We have observed that TF object detection models have large compilation time. For example, SSD mobilenet takes around 15 min, and faster RCNN takes around 88 min on EC2 C5.9x machine (Skylake).
To pinpoint the issue, I profiled all the passes. Following is the breakdown for SSD mobilenet
#############
Top 10 passes
#############
LambdaLift 1 0.42128 0.42128
Inline 2 0.450635 0.2253175
AlterOpLayout 1 0.472836 0.472836
FuseOps 4565 2.517395652999993 0.0005514557837897027
SimplifyExpr 1 9.70095 9.70095
ToANormalForm 4562 18.614626426999994 0.004080365284305128
InferType 10143 56.48113732500007 0.005568484405501338
ManifestAlloc 3 134.5319 44.84396666666667
FoldConstant 5 478.08437000000004 95.61687400000001
EtaExpand 420 484.24537720000006 1.152965183809524
#############
Parser 194.3445200920105
Total (including parser) 947.3799571990967
Second column is number of invocations, 3rd is total time, and 4th is average time.

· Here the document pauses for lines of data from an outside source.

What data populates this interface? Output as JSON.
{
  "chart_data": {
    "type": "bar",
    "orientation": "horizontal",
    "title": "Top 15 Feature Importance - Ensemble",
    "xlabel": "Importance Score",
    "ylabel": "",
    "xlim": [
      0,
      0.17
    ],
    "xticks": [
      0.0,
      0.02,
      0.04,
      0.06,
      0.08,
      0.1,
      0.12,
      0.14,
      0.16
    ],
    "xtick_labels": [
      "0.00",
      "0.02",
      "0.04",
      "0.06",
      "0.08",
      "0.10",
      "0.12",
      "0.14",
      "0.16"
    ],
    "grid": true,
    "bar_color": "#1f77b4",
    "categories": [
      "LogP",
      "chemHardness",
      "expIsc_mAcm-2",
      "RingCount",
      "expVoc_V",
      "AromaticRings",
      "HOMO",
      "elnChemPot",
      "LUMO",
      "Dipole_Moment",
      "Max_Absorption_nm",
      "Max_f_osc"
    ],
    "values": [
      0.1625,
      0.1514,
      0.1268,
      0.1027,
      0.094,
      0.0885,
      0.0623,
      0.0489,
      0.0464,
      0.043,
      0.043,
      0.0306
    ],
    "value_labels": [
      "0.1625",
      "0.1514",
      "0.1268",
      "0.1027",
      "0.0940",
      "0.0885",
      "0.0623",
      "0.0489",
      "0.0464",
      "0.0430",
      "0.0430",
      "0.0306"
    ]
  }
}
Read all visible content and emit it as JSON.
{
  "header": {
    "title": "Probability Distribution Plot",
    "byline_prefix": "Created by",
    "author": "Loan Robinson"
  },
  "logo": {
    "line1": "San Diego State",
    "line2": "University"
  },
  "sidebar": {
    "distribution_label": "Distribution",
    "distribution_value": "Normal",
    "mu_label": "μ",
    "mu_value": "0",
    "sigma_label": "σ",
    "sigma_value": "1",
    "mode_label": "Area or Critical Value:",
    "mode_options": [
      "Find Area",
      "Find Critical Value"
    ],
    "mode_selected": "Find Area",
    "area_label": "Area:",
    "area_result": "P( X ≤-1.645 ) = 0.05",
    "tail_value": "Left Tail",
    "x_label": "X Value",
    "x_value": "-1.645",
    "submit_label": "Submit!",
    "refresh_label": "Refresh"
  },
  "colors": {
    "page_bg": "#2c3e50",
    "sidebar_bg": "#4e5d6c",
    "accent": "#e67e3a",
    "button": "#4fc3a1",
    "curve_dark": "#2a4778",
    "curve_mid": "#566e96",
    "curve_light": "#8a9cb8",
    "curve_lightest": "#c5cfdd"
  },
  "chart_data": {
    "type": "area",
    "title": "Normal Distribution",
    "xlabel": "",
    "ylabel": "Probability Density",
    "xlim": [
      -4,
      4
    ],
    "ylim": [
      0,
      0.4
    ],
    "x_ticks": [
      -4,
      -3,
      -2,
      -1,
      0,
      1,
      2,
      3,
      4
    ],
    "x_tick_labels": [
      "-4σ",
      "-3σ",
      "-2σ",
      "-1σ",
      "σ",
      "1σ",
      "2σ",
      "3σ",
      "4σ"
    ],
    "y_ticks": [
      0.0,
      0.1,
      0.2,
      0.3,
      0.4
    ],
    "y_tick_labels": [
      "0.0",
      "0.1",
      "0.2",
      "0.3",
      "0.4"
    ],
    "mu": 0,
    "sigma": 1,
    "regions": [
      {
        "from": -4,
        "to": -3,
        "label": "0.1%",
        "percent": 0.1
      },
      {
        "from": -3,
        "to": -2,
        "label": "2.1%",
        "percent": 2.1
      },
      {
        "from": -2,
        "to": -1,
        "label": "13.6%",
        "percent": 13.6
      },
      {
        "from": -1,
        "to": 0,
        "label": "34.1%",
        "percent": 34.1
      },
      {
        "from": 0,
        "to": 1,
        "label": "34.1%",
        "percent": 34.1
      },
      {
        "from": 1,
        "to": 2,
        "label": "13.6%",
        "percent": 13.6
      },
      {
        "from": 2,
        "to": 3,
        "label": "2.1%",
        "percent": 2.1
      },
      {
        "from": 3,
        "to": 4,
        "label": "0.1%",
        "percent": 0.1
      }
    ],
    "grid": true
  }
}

As you can see FoldConstant and EtaExpand take majority of time. FoldConstant is a function pass, which is called for every func in the module. Each FoldConsant called Interpreter, which calls EtaExpand. So, EtaExpand is counted twice.
The main culprit is CreateInterpreter in FoldConstant pass. CreateInterpreter makes a copy of almost whole mod. TF SSD models are pretty big, and cause performance overhead. But, the real slowdown comes from calling CreateInterpreter again and again, once for each func in the module.